O olho tem vontade de explorar. São migalhas de universo à deriva no vazio? Que alarve dentada de qual dos Titãs as soltou e de que maná divino provinham? Que bolo de mel trincou o gigantesco ser, quem lho preparara e com que sentimento? Estaria embruxado, como tanto alimento mitológico, para prender Hipérion ou um dos seus irmãos a Teia ou qualquer das suas irmãs e gerar Sol, Terra e Lua onde espalhar a sua semente, contanto que haja quem a recolha? Façamos em vão por crer que os estilhaços que ante nós se propagam não resultem da refeição de Cronos, caso em que teriam de ser ossinhos não solidificados, o tempo a devorar os seus filhos, todos nós.

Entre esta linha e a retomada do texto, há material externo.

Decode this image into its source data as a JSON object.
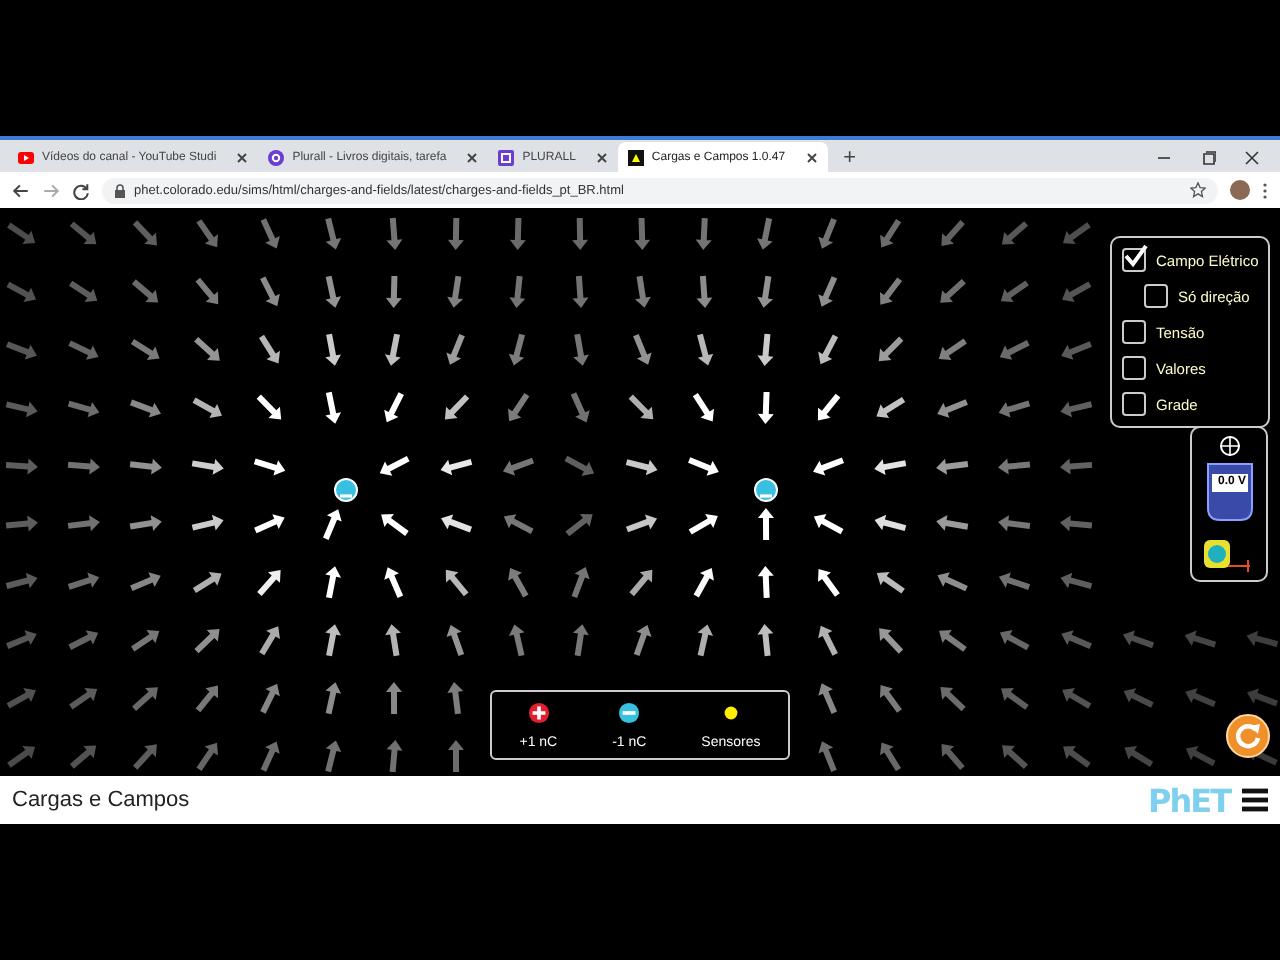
{
  "browser": {
    "tabs": [
      {
        "title": "Vídeos do canal - YouTube Studi",
        "kind": "youtube",
        "selected": false
      },
      {
        "title": "Plurall - Livros digitais, tarefa",
        "kind": "plurall-circle",
        "selected": false
      },
      {
        "title": "PLURALL",
        "kind": "plurall-square",
        "selected": false
      },
      {
        "title": "Cargas e Campos 1.0.47",
        "kind": "phet",
        "selected": true
      }
    ],
    "new_tab": "+",
    "url": "phet.colorado.edu/sims/html/charges-and-fields/latest/charges-and-fields_pt_BR.html"
  },
  "controls": [
    {
      "label": "Campo Elétrico",
      "checked": true,
      "children": [
        {
          "label": "Só direção",
          "checked": false
        }
      ]
    },
    {
      "label": "Tensão",
      "checked": false
    },
    {
      "label": "Valores",
      "checked": false
    },
    {
      "label": "Grade",
      "checked": false
    }
  ],
  "voltmeter": {
    "reading": "0.0 V"
  },
  "toolbox": [
    {
      "label": "+1 nC",
      "kind": "positive"
    },
    {
      "label": "-1 nC",
      "kind": "negative"
    },
    {
      "label": "Sensores",
      "kind": "sensor"
    }
  ],
  "title_bar": {
    "title": "Cargas e Campos",
    "logo": "PhET"
  }
}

Gotas coloridas em perpétuo movimento num espaço sideral e siderante? Lágrimas de Reia, filha do Céu, de tristeza pela prole perdida, de impotência ou vingança jurada, choradas sobre o leite derramado de Amalteia? Ou terá Zeus bebé bolçado o sustento que a cabra lhe oferecia para sobrevivência e retribuição do acto infanticida? Que ciência tem o filho oculto da fertilidade do destino que o aguarda enquanto mama na teta do animal, na caverna do Monte Ida, vendo dançar os coribantes cuja dança e canto esconde o filho ao progenitor assassino? Cedo fará regurgitar mundos e fundos ao pai tirano, a quem pingos alcalinos de mezinha terrena polvilharão a negra bílis.
Esferas brilhantes captadas num instante sobre fundo preto? Deméter, Héstia, Hera, Hades e Poseidon largados das entranhas pátrias à velocidade da luz, deixando amargo de boca e nódoas na gravata do progenitor? Pedras lançadas pelos três hecatônquiros Briareu, Coto e Giges, livres enfim do abismo do Tártaro, sem sujeição das suas almas a julgamento, cada um com cinquenta cabeças e cem mãos? Ciscos nos olhos dos ciclopes Arges, Brontes e Estéropes, atarefados a forjar trovões, elmos e tridentes para os deuses que os devolveram à superfície, para a batalha inevitável, o combate que se anuncia, o recontro que não mais deixaremos de repetir a todas as escalas.
Electrões em roda-livre cujas posições exactas jamais poderemos asseverar, a um tempo vivos e mortos como o gato de Schrödinger? Quarks em meia-dúzia de sabores insuspeitados, a matéria pulverizada, o Julgamento Final? Quem sabe quem vive e quem morre no teatro de guerra, quem mata e viola e chacina, quem espezinha convenções e quem é herói da paz, quem faz milagres humanos e quem a tudo resiste, o alguém que sempre diz não? É na filigrana da História que partículas tão finas como as do oiro que se espalha à vista decifram pormenores. É nas contas do colar da Rainha da Noite, a ribombar no chão, que tambores tribais encontram nova cadência.
Bolhas ascendentes num copo gelado à beira-mar? Espuma oceânica que deixa buracos na areia? Globos dispersos pelo nada ou mundos distantes mas concretos, adivinhados por aparelhos de agudíssima precisão? Planetas hipotéticos com base em medição indirecta de ondas de calor ou no esmaecer que causam, à passagem, pelo astro mastodôntico em cuja órbita se atravessam? Quantos deles têm condições ideais para a vida tal como a conhecemos? Quantos deles abelhas para que mel possamos ter, quantos deles insectos em nuvens infectas, morte de primogénitos, pragas incessantes? Desejo eterno de regresso ao útero materno, ao Paraíso perdido.
Orvalho da manhã extraviado na noite dos tempos? Eros incontido, anjo das flechas ou sátiro guloso e bruto que há-de saciar mais do que uma boca? De que espasmo da paixão jorra o caudal? Que fluido corpóreo – sangue, esperma? – se derrama em que orifício, se escoa por que garganta, se barra sobre que pele, gerando gigantes e fúrias, melíades e telquines? Óreas, Ponto, Érebo, Éter e Hemera fundem-se e cindem-se em infinitas combinações sempre renascentes, a vida que se regenera, os átomos que se reorganizam, as partículas que serão as mesmas mas outras: earth to earth, ashes to ashes, dust to dust. Dele vieste, a ele retornarás. O corpo tem vontade de explorar.